Wall Street costumava ser considerada o centro do poder, mas, aos poucos, ele começou a migrar para o Vale do Silício. Porém, com a ascensão da criptomoeda, tornou- se tornou global.

Tenho fontes que viraram “zilionários” em pouquíssimos anos, em locais tão diversos e inesperados como Filipinas, Índia e Brasil. Todos eles programadores que aprenderam a codificação blockchain. Logo, não precisam trabalhar para uma entidade corporativa para ganhar dinheiro, nem mesmo têm que estar geograficamente perto do Vale do Silício. Eles se sentam em casa e fazem tudo remotamente.

  1. O PODER ESTÁ MIGRANDO DAS MÃOS DE PLAYERS CENTRALIZADOS PARA ORGANIZAÇÕES DESCENTRALIZADAS.

O poder do Bitcoin é notável, pois alcançou um valor de mercado de aproximadamente US$ 1 trilhão sem ajuda de um CEO, conselho executivo ou contratação de funcionários. Tudo isso foi possível devido ao seu design tanto como ativo quanto como rede.

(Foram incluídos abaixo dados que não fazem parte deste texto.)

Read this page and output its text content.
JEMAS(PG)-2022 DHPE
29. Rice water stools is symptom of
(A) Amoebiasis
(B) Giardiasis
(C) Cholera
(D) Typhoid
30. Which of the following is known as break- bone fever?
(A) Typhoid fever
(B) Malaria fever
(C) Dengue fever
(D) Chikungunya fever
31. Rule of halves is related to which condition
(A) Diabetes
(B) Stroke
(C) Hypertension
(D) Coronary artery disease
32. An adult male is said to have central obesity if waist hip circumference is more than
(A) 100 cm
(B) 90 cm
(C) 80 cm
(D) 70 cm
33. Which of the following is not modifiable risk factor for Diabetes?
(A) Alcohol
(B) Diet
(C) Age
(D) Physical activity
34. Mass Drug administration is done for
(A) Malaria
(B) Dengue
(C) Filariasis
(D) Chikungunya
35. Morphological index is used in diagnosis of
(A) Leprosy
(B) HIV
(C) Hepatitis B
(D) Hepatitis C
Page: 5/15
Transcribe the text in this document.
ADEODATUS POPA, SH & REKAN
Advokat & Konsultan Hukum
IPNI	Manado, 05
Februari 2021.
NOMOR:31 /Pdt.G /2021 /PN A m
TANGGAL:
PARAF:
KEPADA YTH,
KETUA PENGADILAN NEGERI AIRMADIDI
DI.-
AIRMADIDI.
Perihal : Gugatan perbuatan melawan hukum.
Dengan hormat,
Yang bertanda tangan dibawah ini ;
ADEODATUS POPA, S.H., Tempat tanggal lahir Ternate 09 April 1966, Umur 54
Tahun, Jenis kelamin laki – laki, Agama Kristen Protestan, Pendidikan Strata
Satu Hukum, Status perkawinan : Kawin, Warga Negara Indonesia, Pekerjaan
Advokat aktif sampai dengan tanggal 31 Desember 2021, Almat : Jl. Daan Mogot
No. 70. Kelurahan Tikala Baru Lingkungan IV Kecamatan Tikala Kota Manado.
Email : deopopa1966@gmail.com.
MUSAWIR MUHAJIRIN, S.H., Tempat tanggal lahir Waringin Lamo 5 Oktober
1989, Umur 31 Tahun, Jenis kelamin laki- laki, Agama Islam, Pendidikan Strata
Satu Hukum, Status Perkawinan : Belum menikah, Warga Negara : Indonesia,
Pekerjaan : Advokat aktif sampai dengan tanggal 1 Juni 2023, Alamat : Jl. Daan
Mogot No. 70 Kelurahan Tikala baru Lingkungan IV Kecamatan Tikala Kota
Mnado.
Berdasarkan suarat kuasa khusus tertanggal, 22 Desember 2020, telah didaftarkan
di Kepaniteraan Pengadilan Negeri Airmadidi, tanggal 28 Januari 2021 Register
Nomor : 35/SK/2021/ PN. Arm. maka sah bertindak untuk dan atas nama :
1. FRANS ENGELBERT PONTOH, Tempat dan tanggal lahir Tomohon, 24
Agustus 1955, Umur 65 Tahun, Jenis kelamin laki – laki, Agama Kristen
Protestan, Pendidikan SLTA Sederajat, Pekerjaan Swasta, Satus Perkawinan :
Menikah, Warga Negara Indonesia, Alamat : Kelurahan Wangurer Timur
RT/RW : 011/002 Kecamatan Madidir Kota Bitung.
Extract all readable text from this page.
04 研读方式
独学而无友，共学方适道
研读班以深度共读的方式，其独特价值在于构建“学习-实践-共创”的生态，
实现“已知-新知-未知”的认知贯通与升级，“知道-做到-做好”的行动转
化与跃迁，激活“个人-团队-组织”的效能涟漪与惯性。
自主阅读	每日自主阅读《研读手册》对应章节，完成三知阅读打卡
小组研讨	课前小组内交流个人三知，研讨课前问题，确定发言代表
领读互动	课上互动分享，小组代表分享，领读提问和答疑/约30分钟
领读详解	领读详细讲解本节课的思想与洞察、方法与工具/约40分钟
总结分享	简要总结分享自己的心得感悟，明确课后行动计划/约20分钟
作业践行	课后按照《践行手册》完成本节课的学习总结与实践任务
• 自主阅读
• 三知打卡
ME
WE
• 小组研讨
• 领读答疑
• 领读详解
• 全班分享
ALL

As pessoas que executam o software Bitcoin participam de concursos a cada 10 minutos para ganhar os novos bitcoins gerados pelo programa.

Wall Street costumava ser considerada o centro do poder, mas, aos poucos, ele começou a migrar para o Vale do Silício.

Para eles, é uma chance de ganhar dinheiro, enquanto o Bitcoin se beneficia da segurança adicional, já que quanto mais computadores na rede, mais difícil é para qualquer entidade controlá-lo. Essa é uma abordagem inovadora quando comparada à contratação de um departamento inteiro de TI, que gera custos adicionais. 

O Bitcoin foi o primeiro exemplo de uma organização descentralizada (onde não há necessidade de um empresário para gerenciá-la), mas meu livro tem foco na Ethereum, uma plataforma para criar qualquer tipo de aplicativo descentralizado. Funciona como uma App Store para desenvolvedores criarem e fazerem upload de aplicativos descentralizados – tudo sem CEOs, conselhos ou contratos legais.

Esses grupos são chamados de DAOs (descentralized autonomous organizations ou organizações autônomas descentralizadas, em português). Pode-se dizer que são como pequenas democracias. Algumas pessoas apresentam propostas e, caso sejam aprovadas, executam o seu trabalho.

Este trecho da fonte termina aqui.